Last week, David Cameron complained that "1.4 million people in this country have been out of work for at least nine of the past 10 years". And it's true that getting the long-term unemployed back to work is an issue that long predates the recession. Many of those involved in attempts to do so are very sincere. Eleanor Cannon, director of Originel, points out: "On a national level this may be a political issue, but actually this is about individuals, and helping people regain their self-respect is key to getting them back to work."

But the current reforms already seem to be failing.
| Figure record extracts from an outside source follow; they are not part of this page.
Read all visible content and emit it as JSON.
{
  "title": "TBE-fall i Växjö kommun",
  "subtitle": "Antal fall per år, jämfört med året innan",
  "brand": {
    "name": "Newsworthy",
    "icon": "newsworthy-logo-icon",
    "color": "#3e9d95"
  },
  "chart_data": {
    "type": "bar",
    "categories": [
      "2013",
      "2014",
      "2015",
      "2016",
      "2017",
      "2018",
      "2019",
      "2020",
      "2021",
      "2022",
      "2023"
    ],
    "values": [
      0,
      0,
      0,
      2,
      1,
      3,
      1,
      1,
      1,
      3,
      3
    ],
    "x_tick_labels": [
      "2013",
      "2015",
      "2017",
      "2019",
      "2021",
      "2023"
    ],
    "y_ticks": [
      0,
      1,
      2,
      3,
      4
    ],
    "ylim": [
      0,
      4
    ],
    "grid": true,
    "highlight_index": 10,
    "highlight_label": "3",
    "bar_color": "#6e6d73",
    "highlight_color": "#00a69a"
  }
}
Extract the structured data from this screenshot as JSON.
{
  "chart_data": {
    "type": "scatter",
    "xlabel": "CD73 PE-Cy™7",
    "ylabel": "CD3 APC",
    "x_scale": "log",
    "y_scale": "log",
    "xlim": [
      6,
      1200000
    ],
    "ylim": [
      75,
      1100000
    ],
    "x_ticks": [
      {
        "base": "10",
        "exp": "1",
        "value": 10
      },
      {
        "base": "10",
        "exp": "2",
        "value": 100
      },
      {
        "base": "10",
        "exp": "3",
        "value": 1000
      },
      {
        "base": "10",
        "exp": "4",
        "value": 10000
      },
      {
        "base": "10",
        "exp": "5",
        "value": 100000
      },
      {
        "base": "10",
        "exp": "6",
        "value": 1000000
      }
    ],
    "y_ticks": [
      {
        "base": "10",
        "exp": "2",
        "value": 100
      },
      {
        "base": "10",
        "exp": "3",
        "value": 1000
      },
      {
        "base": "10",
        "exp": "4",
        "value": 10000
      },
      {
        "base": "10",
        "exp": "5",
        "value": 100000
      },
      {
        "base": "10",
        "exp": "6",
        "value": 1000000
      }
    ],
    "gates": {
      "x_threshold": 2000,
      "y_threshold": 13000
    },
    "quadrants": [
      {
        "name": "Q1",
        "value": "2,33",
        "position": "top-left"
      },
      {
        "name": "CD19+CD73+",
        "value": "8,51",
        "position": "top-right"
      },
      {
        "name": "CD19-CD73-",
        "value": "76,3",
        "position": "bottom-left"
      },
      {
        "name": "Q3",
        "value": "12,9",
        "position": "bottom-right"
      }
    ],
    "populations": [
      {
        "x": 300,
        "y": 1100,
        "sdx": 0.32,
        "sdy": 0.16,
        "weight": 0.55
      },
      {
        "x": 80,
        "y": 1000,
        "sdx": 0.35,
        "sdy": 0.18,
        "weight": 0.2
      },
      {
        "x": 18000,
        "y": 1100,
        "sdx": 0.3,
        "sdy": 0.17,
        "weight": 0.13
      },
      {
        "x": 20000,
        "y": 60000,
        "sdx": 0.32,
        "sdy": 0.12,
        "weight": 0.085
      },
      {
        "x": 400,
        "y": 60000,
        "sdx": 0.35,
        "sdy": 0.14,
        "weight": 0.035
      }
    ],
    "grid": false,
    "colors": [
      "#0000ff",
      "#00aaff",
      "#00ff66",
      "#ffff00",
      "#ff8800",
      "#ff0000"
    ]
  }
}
The work programme's success rate at getting claimants back into employment staggers along at 22% – well below the Government's 36% target.

One of the major contractors delivering it, A4E, is not meeting its minimum targets. In Scotland, long-term unemployment among 18 to 24-year-olds has shot up by 1155% in the last five years (from 415 in December 2007 to 5210 in April, according to the STUC's labour market report).

Is more therapy the answer? Perhaps for some. But at best, this is emergency treatment, not preventative care. We need to look further than the sticky-plaster smile.